The impressive Shanghai circuit has two huge straights, including one that stretches for 0.7 miles, and factory Suzuki rider Vermeulen reckons it could be another Ducati top speed blitz.

Compatriot Casey Stoner has won two out of the first three races of the 2007 MotoGP world championship and leads the series by 10-points from Italian Valentino Rossi. The main feature of Stoner’s maiden success in the season’s opening round in Qatar was the huge top speed and horsepower advantage his factory GP7 V4 had on the straight.

And most people are predicting more of the same in Shanghai, not least Stoner’s rivals who have all voiced fears that they will be powerless to stop Ducati’s brilliant start to the new 800cc era.

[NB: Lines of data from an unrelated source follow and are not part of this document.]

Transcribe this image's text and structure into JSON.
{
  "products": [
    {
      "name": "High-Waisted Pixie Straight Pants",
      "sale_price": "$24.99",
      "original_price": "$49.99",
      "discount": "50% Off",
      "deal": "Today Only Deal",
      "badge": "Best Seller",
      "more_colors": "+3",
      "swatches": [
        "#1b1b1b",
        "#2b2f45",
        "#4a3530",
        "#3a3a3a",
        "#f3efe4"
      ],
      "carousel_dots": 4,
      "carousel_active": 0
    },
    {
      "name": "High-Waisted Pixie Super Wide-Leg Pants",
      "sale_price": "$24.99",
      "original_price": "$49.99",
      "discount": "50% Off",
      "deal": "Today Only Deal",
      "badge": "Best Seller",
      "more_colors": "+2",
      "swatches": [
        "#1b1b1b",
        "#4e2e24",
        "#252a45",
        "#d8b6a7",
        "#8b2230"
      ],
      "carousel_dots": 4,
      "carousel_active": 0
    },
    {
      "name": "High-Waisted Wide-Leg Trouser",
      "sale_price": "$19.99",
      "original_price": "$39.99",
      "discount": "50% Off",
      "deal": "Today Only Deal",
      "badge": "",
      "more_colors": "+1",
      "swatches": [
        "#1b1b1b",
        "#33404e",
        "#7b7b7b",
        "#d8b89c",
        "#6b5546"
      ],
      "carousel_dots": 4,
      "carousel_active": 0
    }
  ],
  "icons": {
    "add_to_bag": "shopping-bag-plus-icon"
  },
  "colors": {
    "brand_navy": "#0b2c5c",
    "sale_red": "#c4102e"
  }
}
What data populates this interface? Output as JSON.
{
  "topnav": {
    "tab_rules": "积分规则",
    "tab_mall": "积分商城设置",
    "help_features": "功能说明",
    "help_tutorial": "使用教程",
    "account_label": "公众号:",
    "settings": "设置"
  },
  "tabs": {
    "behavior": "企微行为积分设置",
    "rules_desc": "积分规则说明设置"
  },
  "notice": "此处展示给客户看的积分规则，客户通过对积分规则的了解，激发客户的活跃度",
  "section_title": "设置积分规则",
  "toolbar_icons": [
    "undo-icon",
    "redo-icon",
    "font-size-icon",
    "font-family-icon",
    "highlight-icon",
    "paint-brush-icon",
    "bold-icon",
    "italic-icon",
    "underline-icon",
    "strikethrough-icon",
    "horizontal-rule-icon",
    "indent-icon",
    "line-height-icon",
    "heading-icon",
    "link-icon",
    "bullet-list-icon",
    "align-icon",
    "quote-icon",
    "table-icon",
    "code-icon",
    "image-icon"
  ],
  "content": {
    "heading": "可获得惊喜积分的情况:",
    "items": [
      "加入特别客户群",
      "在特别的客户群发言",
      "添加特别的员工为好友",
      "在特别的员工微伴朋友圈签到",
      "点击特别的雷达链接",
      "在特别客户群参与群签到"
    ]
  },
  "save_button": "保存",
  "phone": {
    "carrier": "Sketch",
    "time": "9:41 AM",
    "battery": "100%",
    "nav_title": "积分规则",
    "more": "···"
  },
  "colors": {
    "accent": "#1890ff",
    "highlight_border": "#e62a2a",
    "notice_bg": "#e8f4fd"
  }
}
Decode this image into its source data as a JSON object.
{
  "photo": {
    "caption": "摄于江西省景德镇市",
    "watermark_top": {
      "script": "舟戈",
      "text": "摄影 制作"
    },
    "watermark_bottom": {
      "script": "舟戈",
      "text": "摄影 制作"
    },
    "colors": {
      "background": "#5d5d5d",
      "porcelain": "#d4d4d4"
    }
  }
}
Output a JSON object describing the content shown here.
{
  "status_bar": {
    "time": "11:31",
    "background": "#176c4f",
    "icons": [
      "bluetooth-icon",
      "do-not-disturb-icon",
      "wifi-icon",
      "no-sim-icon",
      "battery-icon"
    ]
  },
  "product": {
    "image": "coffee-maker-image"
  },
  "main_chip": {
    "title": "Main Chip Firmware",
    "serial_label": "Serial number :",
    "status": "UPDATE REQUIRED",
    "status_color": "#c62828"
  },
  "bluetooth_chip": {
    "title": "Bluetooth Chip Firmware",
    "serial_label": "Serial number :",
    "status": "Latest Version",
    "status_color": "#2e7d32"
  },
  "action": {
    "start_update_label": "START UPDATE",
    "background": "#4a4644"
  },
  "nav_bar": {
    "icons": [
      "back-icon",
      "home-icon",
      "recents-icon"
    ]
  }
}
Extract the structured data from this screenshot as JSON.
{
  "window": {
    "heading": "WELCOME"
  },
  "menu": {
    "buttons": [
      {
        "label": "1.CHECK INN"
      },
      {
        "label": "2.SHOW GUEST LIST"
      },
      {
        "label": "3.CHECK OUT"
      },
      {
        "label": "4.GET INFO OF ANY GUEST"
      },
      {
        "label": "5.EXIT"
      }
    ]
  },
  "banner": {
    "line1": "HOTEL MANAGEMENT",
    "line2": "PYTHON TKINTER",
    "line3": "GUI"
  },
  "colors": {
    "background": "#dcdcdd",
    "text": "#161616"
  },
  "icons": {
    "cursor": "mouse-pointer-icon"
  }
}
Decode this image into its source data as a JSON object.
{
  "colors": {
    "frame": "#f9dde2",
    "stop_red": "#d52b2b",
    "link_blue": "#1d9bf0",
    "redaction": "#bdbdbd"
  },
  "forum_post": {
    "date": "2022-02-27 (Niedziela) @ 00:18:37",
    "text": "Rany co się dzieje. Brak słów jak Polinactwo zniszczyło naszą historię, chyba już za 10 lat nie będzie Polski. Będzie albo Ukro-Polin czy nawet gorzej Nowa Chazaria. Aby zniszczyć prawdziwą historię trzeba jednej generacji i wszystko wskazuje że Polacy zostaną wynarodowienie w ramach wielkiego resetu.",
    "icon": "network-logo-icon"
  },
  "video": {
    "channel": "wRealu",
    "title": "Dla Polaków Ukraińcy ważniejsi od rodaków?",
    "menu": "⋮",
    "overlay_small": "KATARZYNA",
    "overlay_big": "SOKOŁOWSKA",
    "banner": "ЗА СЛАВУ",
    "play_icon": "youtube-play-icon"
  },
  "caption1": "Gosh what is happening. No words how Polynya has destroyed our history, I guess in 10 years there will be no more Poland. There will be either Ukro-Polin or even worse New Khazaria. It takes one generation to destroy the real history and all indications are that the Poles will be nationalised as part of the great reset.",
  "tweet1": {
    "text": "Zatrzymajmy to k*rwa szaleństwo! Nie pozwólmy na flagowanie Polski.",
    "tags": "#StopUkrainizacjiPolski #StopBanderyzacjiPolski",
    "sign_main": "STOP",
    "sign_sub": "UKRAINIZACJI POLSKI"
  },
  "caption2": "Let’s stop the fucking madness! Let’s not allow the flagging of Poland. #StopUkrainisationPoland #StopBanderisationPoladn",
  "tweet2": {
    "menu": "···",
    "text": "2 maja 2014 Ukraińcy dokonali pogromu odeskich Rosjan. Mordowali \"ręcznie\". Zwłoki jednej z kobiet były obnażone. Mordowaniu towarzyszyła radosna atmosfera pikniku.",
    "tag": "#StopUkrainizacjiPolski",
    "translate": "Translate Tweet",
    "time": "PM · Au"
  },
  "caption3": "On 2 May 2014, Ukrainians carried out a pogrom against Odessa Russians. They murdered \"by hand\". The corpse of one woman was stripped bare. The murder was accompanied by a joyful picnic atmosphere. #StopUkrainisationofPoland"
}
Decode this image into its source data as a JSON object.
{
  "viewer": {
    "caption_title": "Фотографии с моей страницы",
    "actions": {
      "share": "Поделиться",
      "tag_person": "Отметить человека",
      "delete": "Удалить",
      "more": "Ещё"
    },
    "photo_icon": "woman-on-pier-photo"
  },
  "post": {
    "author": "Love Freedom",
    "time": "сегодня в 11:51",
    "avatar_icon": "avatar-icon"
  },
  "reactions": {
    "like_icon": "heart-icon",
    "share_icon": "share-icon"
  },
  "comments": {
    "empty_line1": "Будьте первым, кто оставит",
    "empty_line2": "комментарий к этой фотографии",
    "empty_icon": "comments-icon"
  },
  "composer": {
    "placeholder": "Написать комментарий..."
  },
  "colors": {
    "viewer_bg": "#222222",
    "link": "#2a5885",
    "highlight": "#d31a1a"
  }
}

Former World Supersport champion Vermeulen said: “They are going to bring in a rule for the Ducati to have a horn warning us when they are going to come past us. All the Japanese factories are working their hardest to get their bikes working but Ducati has done a great job. If you can make up time on the straight then that’s free time. Anyone can do it because you don’t have to worry about making passes in the corners. It is a concern for Shanghai. Like Valentino said, his Fiat couldn’t keep up with the Ferrari in Qatar and that’s about the way it is. It is a concern without a doubt going into this weekend. Looking at the speed of the Ducati we have got to do something. We are competitive with everybody else but pretty much at every track so far Stoner has got 10ks on us.”

Vermeulen is hoping he can bounce back from the disappointment of the last race in Turkey when he was taken out by Olivier Jacque on the first lap.

While he was able to remount and finish 11th, he was left to ponder what might have been on a day Bridgestone dominated rivals Michelin by claiming the top six places.

Vermeulen added: “A couple of my mechanics added up the times and said that over the final 19 laps I lost three tenths to Casey (0.3) and that’s after three laps when I got going. I wasn’t with him the first lap so if I wanted to have a chance of racing him I would have to catch him and that’s a different story – but I would have had a good go at second. I thought I had a chance at the podium but we move on and will try and get a better result in Shanghai.